Tra gli assessori nella giunta di Roma c’è anche il pm Alfonso Sabella. E’ la longa manus della magistratura?

Per fare una giunta ormai in Italia ci vogliono almeno un paio di magistrati. Sabella è una bravissima persona, ma i magistrati dovrebbero fare il loro lavoro e non invece stare in giunta. Anche in questo una certa responsabilità è sempre dei giornali. Mi auguro che Sabella non torni mai più a fare il magistrato. Quantomeno un magistrato che entra in politica dovrebbe avere il buongusto di non pretendere mai più di giudicare i comuni cittadini.

 

Nel frattempo la Consulta ha dato torto a De Magistris. A che cosa stiamo assistendo?

La sentenza della Corte costituzionale rischia di provocare un effetto domino. Oltre a De Magistris c’è De Luca, e la stessa volontà di Berlusconi di ricandidarsi. Si tratta comunque di un caso diverso dagli altri cui stiamo assistendo, perché la Consulta non è governata direttamente dall’Anm.
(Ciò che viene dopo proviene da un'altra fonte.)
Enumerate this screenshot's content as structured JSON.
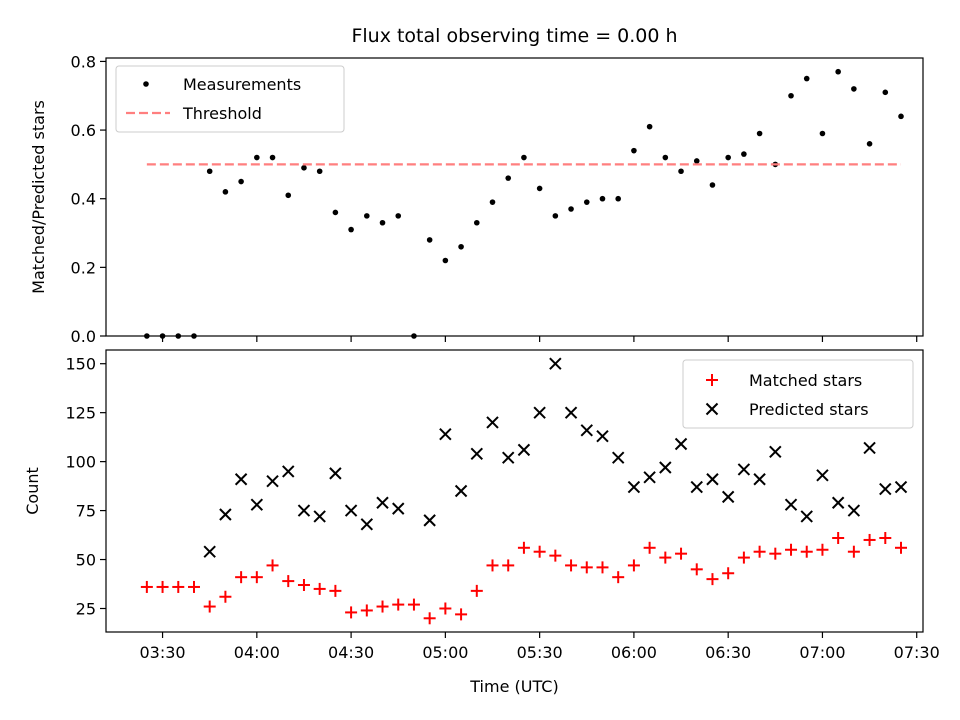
{
  "chart_data": [
    {
      "type": "scatter",
      "title": "Flux total observing time = 0.00 h",
      "xlabel": "",
      "ylabel": "Matched/Predicted stars",
      "xlim": [
        "03:12",
        "07:32"
      ],
      "ylim": [
        0,
        0.81
      ],
      "yticks": [
        0.0,
        0.2,
        0.4,
        0.6,
        0.8
      ],
      "ytick_labels": [
        "0.0",
        "0.2",
        "0.4",
        "0.6",
        "0.8"
      ],
      "legend": {
        "position": "top-left",
        "entries": [
          "Measurements",
          "Threshold"
        ]
      },
      "series": [
        {
          "name": "Measurements",
          "marker": "dot",
          "color": "#000000",
          "points": [
            [
              "03:25",
              0.0
            ],
            [
              "03:30",
              0.0
            ],
            [
              "03:35",
              0.0
            ],
            [
              "03:40",
              0.0
            ],
            [
              "03:45",
              0.48
            ],
            [
              "03:50",
              0.42
            ],
            [
              "03:55",
              0.45
            ],
            [
              "04:00",
              0.52
            ],
            [
              "04:05",
              0.52
            ],
            [
              "04:10",
              0.41
            ],
            [
              "04:15",
              0.49
            ],
            [
              "04:20",
              0.48
            ],
            [
              "04:25",
              0.36
            ],
            [
              "04:30",
              0.31
            ],
            [
              "04:35",
              0.35
            ],
            [
              "04:40",
              0.33
            ],
            [
              "04:45",
              0.35
            ],
            [
              "04:50",
              0.0
            ],
            [
              "04:55",
              0.28
            ],
            [
              "05:00",
              0.22
            ],
            [
              "05:05",
              0.26
            ],
            [
              "05:10",
              0.33
            ],
            [
              "05:15",
              0.39
            ],
            [
              "05:20",
              0.46
            ],
            [
              "05:25",
              0.52
            ],
            [
              "05:30",
              0.43
            ],
            [
              "05:35",
              0.35
            ],
            [
              "05:40",
              0.37
            ],
            [
              "05:45",
              0.39
            ],
            [
              "05:50",
              0.4
            ],
            [
              "05:55",
              0.4
            ],
            [
              "06:00",
              0.54
            ],
            [
              "06:05",
              0.61
            ],
            [
              "06:10",
              0.52
            ],
            [
              "06:15",
              0.48
            ],
            [
              "06:20",
              0.51
            ],
            [
              "06:25",
              0.44
            ],
            [
              "06:30",
              0.52
            ],
            [
              "06:35",
              0.53
            ],
            [
              "06:40",
              0.59
            ],
            [
              "06:45",
              0.5
            ],
            [
              "06:50",
              0.7
            ],
            [
              "06:55",
              0.75
            ],
            [
              "07:00",
              0.59
            ],
            [
              "07:05",
              0.77
            ],
            [
              "07:10",
              0.72
            ],
            [
              "07:15",
              0.56
            ],
            [
              "07:20",
              0.71
            ],
            [
              "07:25",
              0.64
            ]
          ]
        },
        {
          "name": "Threshold",
          "marker": "dashed-line",
          "color": "#ff7f7f",
          "points": [
            [
              "03:25",
              0.5
            ],
            [
              "07:25",
              0.5
            ]
          ]
        }
      ]
    },
    {
      "type": "scatter",
      "title": "",
      "xlabel": "Time (UTC)",
      "ylabel": "Count",
      "xlim": [
        "03:12",
        "07:32"
      ],
      "ylim": [
        13,
        157
      ],
      "yticks": [
        25,
        50,
        75,
        100,
        125,
        150
      ],
      "ytick_labels": [
        "25",
        "50",
        "75",
        "100",
        "125",
        "150"
      ],
      "xtick_labels": [
        "03:30",
        "04:00",
        "04:30",
        "05:00",
        "05:30",
        "06:00",
        "06:30",
        "07:00",
        "07:30"
      ],
      "legend": {
        "position": "top-right",
        "entries": [
          "Matched stars",
          "Predicted stars"
        ]
      },
      "x": [
        "03:25",
        "03:30",
        "03:35",
        "03:40",
        "03:45",
        "03:50",
        "03:55",
        "04:00",
        "04:05",
        "04:10",
        "04:15",
        "04:20",
        "04:25",
        "04:30",
        "04:35",
        "04:40",
        "04:45",
        "04:50",
        "04:55",
        "05:00",
        "05:05",
        "05:10",
        "05:15",
        "05:20",
        "05:25",
        "05:30",
        "05:35",
        "05:40",
        "05:45",
        "05:50",
        "05:55",
        "06:00",
        "06:05",
        "06:10",
        "06:15",
        "06:20",
        "06:25",
        "06:30",
        "06:35",
        "06:40",
        "06:45",
        "06:50",
        "06:55",
        "07:00",
        "07:05",
        "07:10",
        "07:15",
        "07:20",
        "07:25"
      ],
      "series": [
        {
          "name": "Matched stars",
          "marker": "plus",
          "color": "#ff0000",
          "values": [
            36,
            36,
            36,
            36,
            26,
            31,
            41,
            41,
            47,
            39,
            37,
            35,
            34,
            23,
            24,
            26,
            27,
            27,
            20,
            25,
            22,
            34,
            47,
            47,
            56,
            54,
            52,
            47,
            46,
            46,
            41,
            47,
            56,
            51,
            53,
            45,
            40,
            43,
            51,
            54,
            53,
            55,
            54,
            55,
            61,
            54,
            60,
            61,
            56
          ]
        },
        {
          "name": "Predicted stars",
          "marker": "x",
          "color": "#000000",
          "values": [
            null,
            null,
            null,
            null,
            54,
            73,
            91,
            78,
            90,
            95,
            75,
            72,
            94,
            75,
            68,
            79,
            76,
            null,
            70,
            114,
            85,
            104,
            120,
            102,
            106,
            125,
            150,
            125,
            116,
            113,
            102,
            87,
            92,
            97,
            109,
            87,
            91,
            82,
            96,
            91,
            105,
            78,
            72,
            93,
            79,
            75,
            107,
            86,
            87
          ]
        }
      ]
    }
  ]
}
Torniamo un attimo a Matteo Renzi.

 

La sua legge di stabilità è di destra o di sinistra?

Di sinistra sicuramente non è. Bisognerà vedere se Renzi la correggerà un po’, ma ha ragione Berlusconi a dire che quello della manovra è un classico spirito di centrodestra. E’ una legge di stabilità che poteva tranquillamente approvare Forza Italia. L’abolizione della tassa sulla prima casa è da 20 anni che è il cuore della linea di Berlusconi. Del resto nella Finanziaria non ci sono misure di sinistra: manca qualsiasi provvedimento in favore dei più poveri, dei disoccupati, dei ceti più disagiati.

 

Perché il segretario del Pd ha partorito una manovra di destra?

Perché Renzi si trova ad agire in un periodo storico in cui la sinistra non esiste, e questo per lui è un grande vantaggio. Non c’è il problema di coprirsi a sinistra, e quindi il premier si può muovere con molta agilità e spregiudicatezza nell’area del centro e del centrodestra.